Como había muy pocos espectadores en la sala, Lu Li recordaba a cada uno de ellos; todos entraban y salían de manera normal. Solo ese hombre era diferente a los demás. Cuando cambió la luz, controló deliberadamente los músculos de sus ojos para no parpadear, pero la imagen que veía pareció fallar momentáneamente… Fue en ese instante cuando el hombre desapareció.

La próxima vez que llegara un día par al cine, tendría que buscar de nuevo a ese hombre extraño.

Después de salir del cine, los dos se detuvieron frente a los mapas de las tiendas del centro comercial para intentar deducir dónde podrían haber realizado alguna compra. Luo Jiabai señaló las áreas del ático y del subsuelo y dijo: “Descartemos todas las opciones relacionadas con comida; definitivamente no podemos comer nada de lo que hay en este ‘mundo ficticio’”. “También hay algunas tiendas que presentan riesgos”, añadió Lu Li. “Tiendas de ropa, tiendas de juguetes… Aquellas en las que se consume intercambiando objetos. Los artículos de este ‘mundo ficticio’ no se pueden llevar a [Noche de Juegos], así que es posible que queden en el centro comercial de alguna manera. Pero volveremos aquí el cuarto día, y los objetos que ‘pertenecen’ a nosotros también deberían poder recuperarse”.

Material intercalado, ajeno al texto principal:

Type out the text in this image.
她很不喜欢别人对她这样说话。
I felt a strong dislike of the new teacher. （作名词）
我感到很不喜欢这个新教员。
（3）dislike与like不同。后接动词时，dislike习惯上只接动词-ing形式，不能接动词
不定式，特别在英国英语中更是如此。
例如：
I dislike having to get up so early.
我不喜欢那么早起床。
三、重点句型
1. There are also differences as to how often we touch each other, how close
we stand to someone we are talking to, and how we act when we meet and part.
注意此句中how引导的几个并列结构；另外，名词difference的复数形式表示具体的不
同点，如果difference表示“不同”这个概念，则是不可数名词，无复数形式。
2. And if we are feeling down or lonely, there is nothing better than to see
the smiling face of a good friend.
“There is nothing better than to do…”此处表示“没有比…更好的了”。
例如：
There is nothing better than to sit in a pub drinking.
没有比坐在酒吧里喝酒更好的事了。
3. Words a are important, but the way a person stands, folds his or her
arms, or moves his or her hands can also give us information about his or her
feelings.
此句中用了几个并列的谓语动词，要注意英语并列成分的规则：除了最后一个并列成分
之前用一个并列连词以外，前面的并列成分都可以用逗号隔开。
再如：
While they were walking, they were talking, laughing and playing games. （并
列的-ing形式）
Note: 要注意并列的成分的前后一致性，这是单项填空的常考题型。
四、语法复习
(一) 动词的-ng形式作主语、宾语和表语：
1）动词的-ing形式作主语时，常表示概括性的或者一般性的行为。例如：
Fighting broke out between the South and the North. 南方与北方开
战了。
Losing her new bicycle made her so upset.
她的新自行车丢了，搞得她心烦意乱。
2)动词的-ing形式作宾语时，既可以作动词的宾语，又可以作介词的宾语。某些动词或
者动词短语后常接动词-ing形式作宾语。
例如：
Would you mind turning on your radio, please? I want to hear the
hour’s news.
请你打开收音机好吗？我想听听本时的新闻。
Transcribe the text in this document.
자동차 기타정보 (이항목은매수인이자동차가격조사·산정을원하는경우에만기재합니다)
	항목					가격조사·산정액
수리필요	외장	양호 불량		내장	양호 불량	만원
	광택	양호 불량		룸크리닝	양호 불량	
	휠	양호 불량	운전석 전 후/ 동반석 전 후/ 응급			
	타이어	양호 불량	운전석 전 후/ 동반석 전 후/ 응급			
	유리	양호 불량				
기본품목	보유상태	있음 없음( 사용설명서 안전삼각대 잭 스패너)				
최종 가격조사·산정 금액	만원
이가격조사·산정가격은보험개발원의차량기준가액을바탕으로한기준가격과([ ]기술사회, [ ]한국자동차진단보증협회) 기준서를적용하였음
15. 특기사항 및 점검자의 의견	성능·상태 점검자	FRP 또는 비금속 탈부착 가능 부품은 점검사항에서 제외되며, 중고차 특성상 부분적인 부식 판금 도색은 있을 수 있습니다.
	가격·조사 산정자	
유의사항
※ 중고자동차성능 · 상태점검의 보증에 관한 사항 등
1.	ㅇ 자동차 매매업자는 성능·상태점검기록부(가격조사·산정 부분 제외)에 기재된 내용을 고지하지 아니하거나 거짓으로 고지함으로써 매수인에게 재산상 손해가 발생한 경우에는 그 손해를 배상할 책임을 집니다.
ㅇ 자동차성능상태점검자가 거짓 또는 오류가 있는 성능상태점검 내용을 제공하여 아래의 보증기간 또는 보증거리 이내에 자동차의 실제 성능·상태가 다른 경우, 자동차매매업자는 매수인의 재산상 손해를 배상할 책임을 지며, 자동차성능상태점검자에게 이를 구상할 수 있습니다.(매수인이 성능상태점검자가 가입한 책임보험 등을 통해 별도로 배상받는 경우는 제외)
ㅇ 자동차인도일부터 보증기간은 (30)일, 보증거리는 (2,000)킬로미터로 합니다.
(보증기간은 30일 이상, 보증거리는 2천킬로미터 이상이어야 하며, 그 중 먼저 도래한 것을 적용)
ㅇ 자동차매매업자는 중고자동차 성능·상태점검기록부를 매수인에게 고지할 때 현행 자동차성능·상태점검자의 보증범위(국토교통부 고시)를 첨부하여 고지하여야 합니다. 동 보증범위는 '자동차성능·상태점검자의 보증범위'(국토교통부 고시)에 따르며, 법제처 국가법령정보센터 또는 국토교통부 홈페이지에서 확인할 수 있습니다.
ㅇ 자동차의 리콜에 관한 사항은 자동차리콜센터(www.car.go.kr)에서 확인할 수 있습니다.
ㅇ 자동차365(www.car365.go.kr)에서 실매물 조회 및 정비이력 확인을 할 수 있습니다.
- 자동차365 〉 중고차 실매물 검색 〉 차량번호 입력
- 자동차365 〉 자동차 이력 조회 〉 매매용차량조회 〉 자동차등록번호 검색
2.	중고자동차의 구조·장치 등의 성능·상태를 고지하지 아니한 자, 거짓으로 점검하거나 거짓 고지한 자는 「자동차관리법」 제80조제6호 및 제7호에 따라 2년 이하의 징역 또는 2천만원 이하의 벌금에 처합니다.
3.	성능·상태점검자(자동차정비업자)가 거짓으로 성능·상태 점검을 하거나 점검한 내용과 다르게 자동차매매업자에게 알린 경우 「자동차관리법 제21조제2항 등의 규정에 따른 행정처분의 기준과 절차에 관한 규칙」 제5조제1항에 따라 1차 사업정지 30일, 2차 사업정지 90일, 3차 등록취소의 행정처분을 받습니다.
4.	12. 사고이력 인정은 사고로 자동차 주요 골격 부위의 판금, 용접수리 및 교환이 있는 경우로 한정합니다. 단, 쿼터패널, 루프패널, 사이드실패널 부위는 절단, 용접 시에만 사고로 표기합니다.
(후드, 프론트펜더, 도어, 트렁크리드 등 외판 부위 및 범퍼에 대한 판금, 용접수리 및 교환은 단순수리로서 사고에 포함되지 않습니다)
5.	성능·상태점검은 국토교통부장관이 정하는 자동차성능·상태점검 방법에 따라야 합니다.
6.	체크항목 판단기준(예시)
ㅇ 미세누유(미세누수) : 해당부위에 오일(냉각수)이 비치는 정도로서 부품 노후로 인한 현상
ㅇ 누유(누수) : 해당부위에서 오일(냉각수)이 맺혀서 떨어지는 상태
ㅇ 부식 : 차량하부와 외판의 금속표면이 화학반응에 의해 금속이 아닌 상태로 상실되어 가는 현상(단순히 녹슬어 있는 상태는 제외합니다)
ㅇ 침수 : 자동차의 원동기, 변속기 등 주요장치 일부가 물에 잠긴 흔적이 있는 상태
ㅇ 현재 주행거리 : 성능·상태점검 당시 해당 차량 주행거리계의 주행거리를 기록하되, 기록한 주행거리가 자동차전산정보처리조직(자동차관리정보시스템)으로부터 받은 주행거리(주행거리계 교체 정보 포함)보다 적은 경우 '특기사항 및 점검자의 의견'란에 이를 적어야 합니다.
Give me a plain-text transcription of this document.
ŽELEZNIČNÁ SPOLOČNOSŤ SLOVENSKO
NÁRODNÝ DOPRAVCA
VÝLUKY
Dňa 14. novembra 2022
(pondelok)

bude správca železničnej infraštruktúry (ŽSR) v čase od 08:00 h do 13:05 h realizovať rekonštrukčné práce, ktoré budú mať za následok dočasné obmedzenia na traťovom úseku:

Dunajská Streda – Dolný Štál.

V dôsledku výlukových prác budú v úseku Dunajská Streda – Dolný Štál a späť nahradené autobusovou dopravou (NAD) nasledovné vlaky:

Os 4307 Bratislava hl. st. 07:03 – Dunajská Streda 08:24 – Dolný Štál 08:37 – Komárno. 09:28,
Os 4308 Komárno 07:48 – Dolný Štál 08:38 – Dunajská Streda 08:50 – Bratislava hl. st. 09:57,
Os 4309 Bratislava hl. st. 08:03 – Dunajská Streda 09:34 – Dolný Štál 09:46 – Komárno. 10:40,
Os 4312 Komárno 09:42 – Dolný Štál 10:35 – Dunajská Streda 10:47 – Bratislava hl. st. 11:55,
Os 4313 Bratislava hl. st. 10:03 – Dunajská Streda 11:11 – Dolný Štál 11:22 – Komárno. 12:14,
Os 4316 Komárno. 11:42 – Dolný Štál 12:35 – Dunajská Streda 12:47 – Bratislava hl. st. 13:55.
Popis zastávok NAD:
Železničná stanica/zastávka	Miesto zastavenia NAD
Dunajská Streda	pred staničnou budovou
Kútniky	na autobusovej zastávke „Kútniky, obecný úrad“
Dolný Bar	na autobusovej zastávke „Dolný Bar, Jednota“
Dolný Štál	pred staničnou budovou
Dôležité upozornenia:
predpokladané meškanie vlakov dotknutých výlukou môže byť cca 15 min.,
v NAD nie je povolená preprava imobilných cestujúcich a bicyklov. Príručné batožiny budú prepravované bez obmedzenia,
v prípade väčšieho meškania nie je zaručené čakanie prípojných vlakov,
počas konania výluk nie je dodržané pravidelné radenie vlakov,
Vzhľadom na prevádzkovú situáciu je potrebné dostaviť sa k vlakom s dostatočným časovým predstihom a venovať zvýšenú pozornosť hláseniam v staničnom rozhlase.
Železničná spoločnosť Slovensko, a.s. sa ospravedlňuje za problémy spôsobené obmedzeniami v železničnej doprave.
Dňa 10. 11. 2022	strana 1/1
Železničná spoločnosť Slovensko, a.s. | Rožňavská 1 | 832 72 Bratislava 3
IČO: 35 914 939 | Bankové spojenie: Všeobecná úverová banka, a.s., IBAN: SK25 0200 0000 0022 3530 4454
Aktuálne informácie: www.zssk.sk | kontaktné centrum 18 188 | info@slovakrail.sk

“Entonces solo nos quedan las tiendas donde se puede realizar algún tipo de compra durante el tiempo establecido para ello…”, dijo Luo Jiabai, después de asignar cada categoría a las tiendas correspondientes. Descubrió que la mayoría de las tiendas del centro comercial podían ser descartadas; solo quedaban unas pocas, por lo que la elección se volvió bastante clara: “En el tercer piso hay una librería; en el letrero de abajo dice claramente: ‘Se aplica tarifa por el tiempo de préstamo’. Incluso si no compramos libros, podemos simplemente leerlos y así realizar una compra. Podemos ir allí”.

En la librería, había muchos sitios con mesas; ambos se sentaron en uno de ellos para leer. Mirando el progreso de la tarea en la pantalla de su pulsera: 3/3, Luo Jiabai se sintió extrañamente relajado… “¿Ya está terminado todo así?”. De repente, una silla vacía frente a ellos se movió; Lu Li levantó la vista y se encontró con un rostro familiar: el empleado de taquilla del cine del ático. El hombre ya se había quitado su uniforme de trabajo y se había cambiado de ropa. Luo Jiabai también lo reconoció y preguntó sorprendido: “¿Eres el empleado de taquilla del cine?”. “Sí, durante el horario laboral sí lo era, pero ahora ya he terminado mi turno”, respondió el hombre, mirando primero a uno y luego al otro. “Ustedes son jugadores, ¿verdad?”. Sus dedos se entrelazaban sobre la mesa y los frotaba nerviosamente, añadiendo: “Jugadores del juego ‘Los Muertos’”.